Por Mayumi Maciel, para o Instituto Aurora
(Foto: Luiz Dorabiato)
Quando falamos sobre direitos humanos, é comum, num primeiro momento, associarmos a direitos que nos garantam uma vida digna, pensando em necessidades de sobrevivência: alimentação adequada, saúde, saneamento básico, moradia. Mas precisamos lembrar que os direitos humanos englobam também necessidades que podem, à primeira vista, parecer mais subjetivas, como afetos (de amizade e familiares), liberdade de pensamento e expressão e acesso a manifestações artísticas, entre elas, a literatura. É partindo daí que podemos entender a literatura como direito humano.
O que vamos abordar neste artigo:
- A literatura como direito humano
- Literatura e empatia
- Como usamos a literatura nas atividades do Instituto Aurora?
- O que a literatura desperta?
Atualizado em 12/04/2023. Publicado em 07/05/2021.
A literatura como direito humano
Em seu ensaio O direito à literatura, o intelectual Antonio Candido defende que a literatura humaniza, permitindo com que desenvolvamos a nossa individualidade inseridos em um contexto que representa o coletivo. E, por isso, para ele, a literatura também é um direito humano.
Candido nos faz uma pergunta central: o que é indispensável para nós? Ele sugere que o indispensável não é apenas aquilo que assegura a sobrevivência física em níveis decentes, como o alimento para a necessidade da fome, mas também aqueles bens que garantem o atendimento de outras necessidades da integralidade humana. Por exemplo, as necessidades psicossociais, que podem ser atendidas na construção de relacionamentos interpessoais; e as necessidades de autorrealização, que podem ser supridas pelo exercício da capacidade de imaginar, desenvolver o autoconhecimento e a empatia.

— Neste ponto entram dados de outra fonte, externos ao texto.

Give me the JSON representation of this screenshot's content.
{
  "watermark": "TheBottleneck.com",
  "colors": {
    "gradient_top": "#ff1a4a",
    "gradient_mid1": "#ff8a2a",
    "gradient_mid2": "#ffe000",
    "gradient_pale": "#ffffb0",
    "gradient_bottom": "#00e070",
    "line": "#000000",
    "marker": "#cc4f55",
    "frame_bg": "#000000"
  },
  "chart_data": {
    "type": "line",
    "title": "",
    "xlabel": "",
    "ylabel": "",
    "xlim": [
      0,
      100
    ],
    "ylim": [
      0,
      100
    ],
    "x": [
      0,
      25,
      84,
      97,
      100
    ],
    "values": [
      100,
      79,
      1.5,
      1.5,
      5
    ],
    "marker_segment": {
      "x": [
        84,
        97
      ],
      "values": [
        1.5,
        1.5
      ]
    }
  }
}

No artigo brasileiro O direito ao (in)compressível: arte, cidade, paisagem e transformação social, vemos o pensamento de Antonio Candido sendo ampliado pelos autores Catharina Lima, Elaine de Albuquerque, Gabriel Lima e Hulda Wehmann. Eles nos lembram do contexto em que o ensaio foi escrito, que era o do início da redemocratização do Brasil, no ano de 1988. Afirmam que, para Candido, a literatura simboliza a reivindicação de outros direitos, como o da educação de qualidade, possibilitando com que as pessoas saibam ler, e trabalho com cargas horárias justas, oportunizando um tempo livre e de descanso para mente, em que a literatura e outras artes poderiam ser apreciadas.

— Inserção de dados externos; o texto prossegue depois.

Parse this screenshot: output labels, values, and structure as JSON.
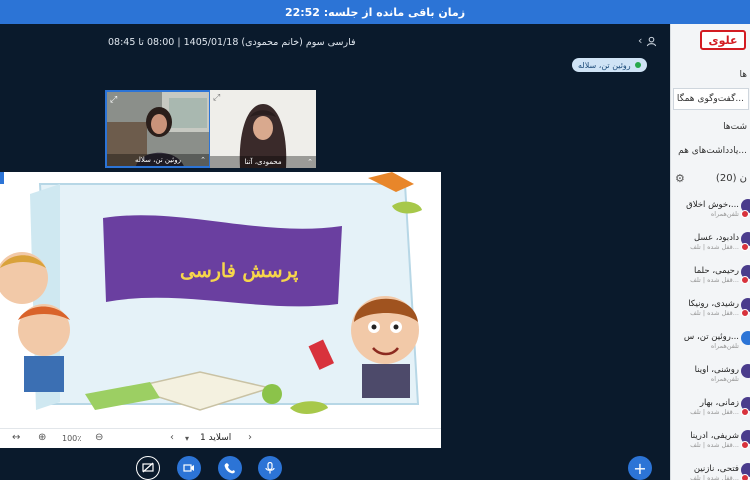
{
  "timer": {
    "text": "زمان باقی مانده از جلسه: 22:52"
  },
  "meeting": {
    "title": "فارسی سوم (خانم محمودی) 1405/01/18 | 08:00 تا 08:45"
  },
  "presenter_label": "روئین تن، سلاله",
  "logo_text": "علوی",
  "sidebar": {
    "items": [
      {
        "label": "ها"
      },
      {
        "label": "گفت‌وگوی همگا..."
      },
      {
        "label": "شت‌ها"
      },
      {
        "label": "یادداشت‌های هم..."
      }
    ],
    "users_header": "ن (20)"
  },
  "users": [
    {
      "name": "خوش اخلاق،...",
      "role": "تلفن‌همراه"
    },
    {
      "name": "دادبود، عسل",
      "role": "قفل شده | تلف..."
    },
    {
      "name": "رحیمی، حلما",
      "role": "قفل شده | تلف..."
    },
    {
      "name": "رشیدی، رونیکا",
      "role": "قفل شده | تلف..."
    },
    {
      "name": "روئین تن، س...",
      "role": "تلفن‌همراه"
    },
    {
      "name": "روشنی، آوینا",
      "role": "تلفن‌همراه"
    },
    {
      "name": "زمانی، بهار",
      "role": "قفل شده | تلف..."
    },
    {
      "name": "شریفی، آدرینا",
      "role": "قفل شده | تلف..."
    },
    {
      "name": "فتحی، نازنین",
      "role": "قفل شده | تلف..."
    }
  ],
  "videos": [
    {
      "name": "روئین تن، سلاله"
    },
    {
      "name": "محمودی، آتنا"
    }
  ],
  "slide": {
    "title": "پرسش فارسی",
    "nav_label": "اسلاید 1",
    "zoom": "100٪"
  },
  "colors": {
    "primary": "#2c74d6",
    "dark_bg": "#0a1a2c",
    "banner": "#6a3fa0",
    "title_yellow": "#f6d64b"
  },
  "icons": {
    "mic": "mic-icon",
    "phone": "phone-icon",
    "camera": "camera-icon",
    "screen": "screen-share-icon",
    "plus": "plus-icon",
    "gear": "gear-icon"
  }
}
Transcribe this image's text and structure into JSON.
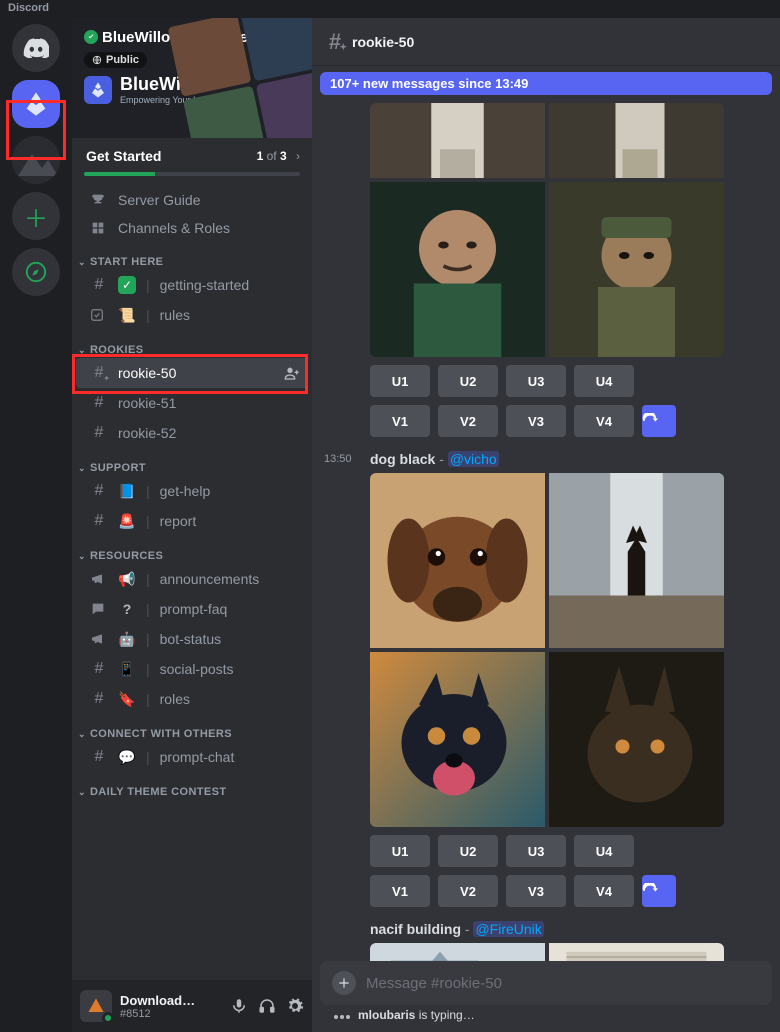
{
  "app": {
    "title": "Discord"
  },
  "server": {
    "name": "BlueWillow AI to Crea…",
    "public_chip": "Public",
    "brand_name": "BlueWillow",
    "brand_sub": "Empowering Your Imagination"
  },
  "get_started": {
    "title": "Get Started",
    "current": "1",
    "sep": "of",
    "total": "3",
    "progress_pct": 33
  },
  "welcome": {
    "server_guide": "Server Guide",
    "channels_roles": "Channels & Roles"
  },
  "sections": {
    "start_here": "START HERE",
    "rookies": "ROOKIES",
    "support": "SUPPORT",
    "resources": "RESOURCES",
    "connect": "CONNECT WITH OTHERS",
    "daily": "DAILY THEME CONTEST"
  },
  "channels": {
    "getting_started": "getting-started",
    "rules": "rules",
    "rookie_50": "rookie-50",
    "rookie_51": "rookie-51",
    "rookie_52": "rookie-52",
    "get_help": "get-help",
    "report": "report",
    "announcements": "announcements",
    "prompt_faq": "prompt-faq",
    "bot_status": "bot-status",
    "social_posts": "social-posts",
    "roles": "roles",
    "prompt_chat": "prompt-chat"
  },
  "header": {
    "channel_name": "rookie-50"
  },
  "new_messages": "107+ new messages since 13:49",
  "messages": [
    {
      "time": "",
      "prompt": "",
      "author": "",
      "u_labels": [
        "U1",
        "U2",
        "U3",
        "U4"
      ],
      "v_labels": [
        "V1",
        "V2",
        "V3",
        "V4"
      ]
    },
    {
      "time": "13:50",
      "prompt": "dog black",
      "author": "@vicho",
      "u_labels": [
        "U1",
        "U2",
        "U3",
        "U4"
      ],
      "v_labels": [
        "V1",
        "V2",
        "V3",
        "V4"
      ]
    },
    {
      "time": "",
      "prompt": "nacif building",
      "author": "@FireUnik"
    }
  ],
  "composer": {
    "placeholder": "Message #rookie-50"
  },
  "typing": {
    "user": "mloubaris",
    "suffix": "is typing…"
  },
  "user_panel": {
    "name": "Download…",
    "tag": "#8512"
  },
  "icons": {
    "discord": "discord-logo-icon",
    "bluewillow": "bluewillow-logo-icon",
    "image": "image-icon",
    "plus": "plus-icon",
    "compass": "compass-icon",
    "trophy": "trophy-icon",
    "grid": "grid-icon",
    "hash": "hash-icon",
    "megaphone": "megaphone-icon",
    "chat": "chat-bubble-icon",
    "mic": "microphone-icon",
    "headphones": "headphones-icon",
    "gear": "gear-icon",
    "refresh": "refresh-icon",
    "chev_right": "chevron-right-icon",
    "chev_down": "chevron-down-icon",
    "add_user": "add-user-icon",
    "check_square": "check-square-icon"
  }
}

Na literatura, além do conhecimento que vem da visão de mundo do autor, há também níveis de conhecimento intencional, que são planejados por quem escreve e conscientemente assimilados por quem lê. A pesquisadora em estudos linguísticos Fabiane Pereira afirma que a literatura fomenta a imaginação, a criticidade e a humanização, tornando as pessoas mais participativas na sociedade e com potencialidade para compreender o outro. Para ela, isso, sim, é um verdadeiro direito.
Literatura e empatia
Alguns pesquisadores têm estudado a relação entre ficção e empatia, mostrando que à medida que a ficção simula uma espécie de mundo social, ela provoca uma maior compreensão dos dilemas e sentimentos de outras pessoas, desenvolvendo empatia. Dentre esses pesquisadores está o psicólogo canadense Keith Oatley. Ele nos traz a ideia de que quando somos apresentados a uma situação com a qual não temos necessariamente contato, estamos sendo estimulados a uma nova visão de uma realidade diferente da nossa, o que possibilita com que possamos enxergar questões sociais de uma forma mais próxima e até mesmo pessoal.

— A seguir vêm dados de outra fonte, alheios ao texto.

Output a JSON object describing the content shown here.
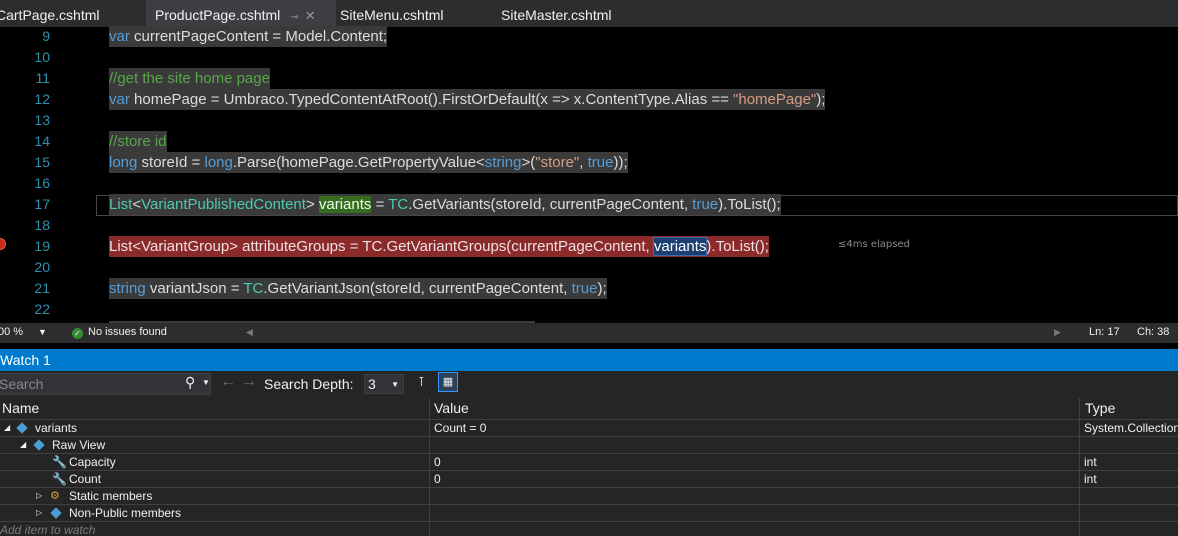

Complementar a essa ideia, a historiadora Lynn Hunt, nascida no Panamá e criada nos Estados Unidos, dedica alguns capítulos do seu livro A invenção dos direitos humanos para narrar como, no século XVIII, os leitores de romances aprenderam a estender o seu alcance de empatia. Ela afirma que a empatia era comumente reservada aos seus pares – pessoas que pertencessem ao seu convívio e a sua classe social. Por meio da leitura de romances como Pamela e Clarissa, de Samuel Richardson, e Júlia, de Jean-Jacques Rousseau, despertou-se um sentimento de empatia que ultrapassou as fronteiras sociais. As perspectivas de Hunt nos fazem vislumbrar que, com o envolvimento nas histórias, os leitores se tornam mais conscientes da capacidade que existe em si próprios, e também da capacidade que existe nas outras pessoas.
A leitura de romances não foi a única forma de se adquirir capacidade de identificação por meio de linhas sociais, mas foi bastante importante neste processo. A finalização da leitura de uma obra pode nos despertar para a percepção da individualidade que os outros possuem e, ao mesmo tempo, fazer com que sejamos levados para a nossa própria individualidade.
Como usamos a literatura nas atividades do Instituto Aurora?
Aqui no Instituto Aurora aliamos diversas modalidades artísticas às nossas atividades de educação em direitos humanos. Por esse potencial de desenvolvimento de empatia e possibilidade de entrar em contato com outras realidades, ou com sentimentos que trazemos dentro de nós, a literatura se faz presente em projetos como:
Aurora Clube do Livro
O Aurora Clube do Livro teve início em 2019, com o objetivo de discutir diversos assuntos relacionados a direitos humanos a partir da leitura de um livro pré-estabelecido, com encontros mensais, gratuitos e abertos ao público. A ideia é que a discussão extrapole a trama da obra, e que todas e todos possam contribuir com suas reflexões e vivências. As reuniões são mediadas por uma integrante do Instituto Aurora, com o objetivo de facilitar a conversa.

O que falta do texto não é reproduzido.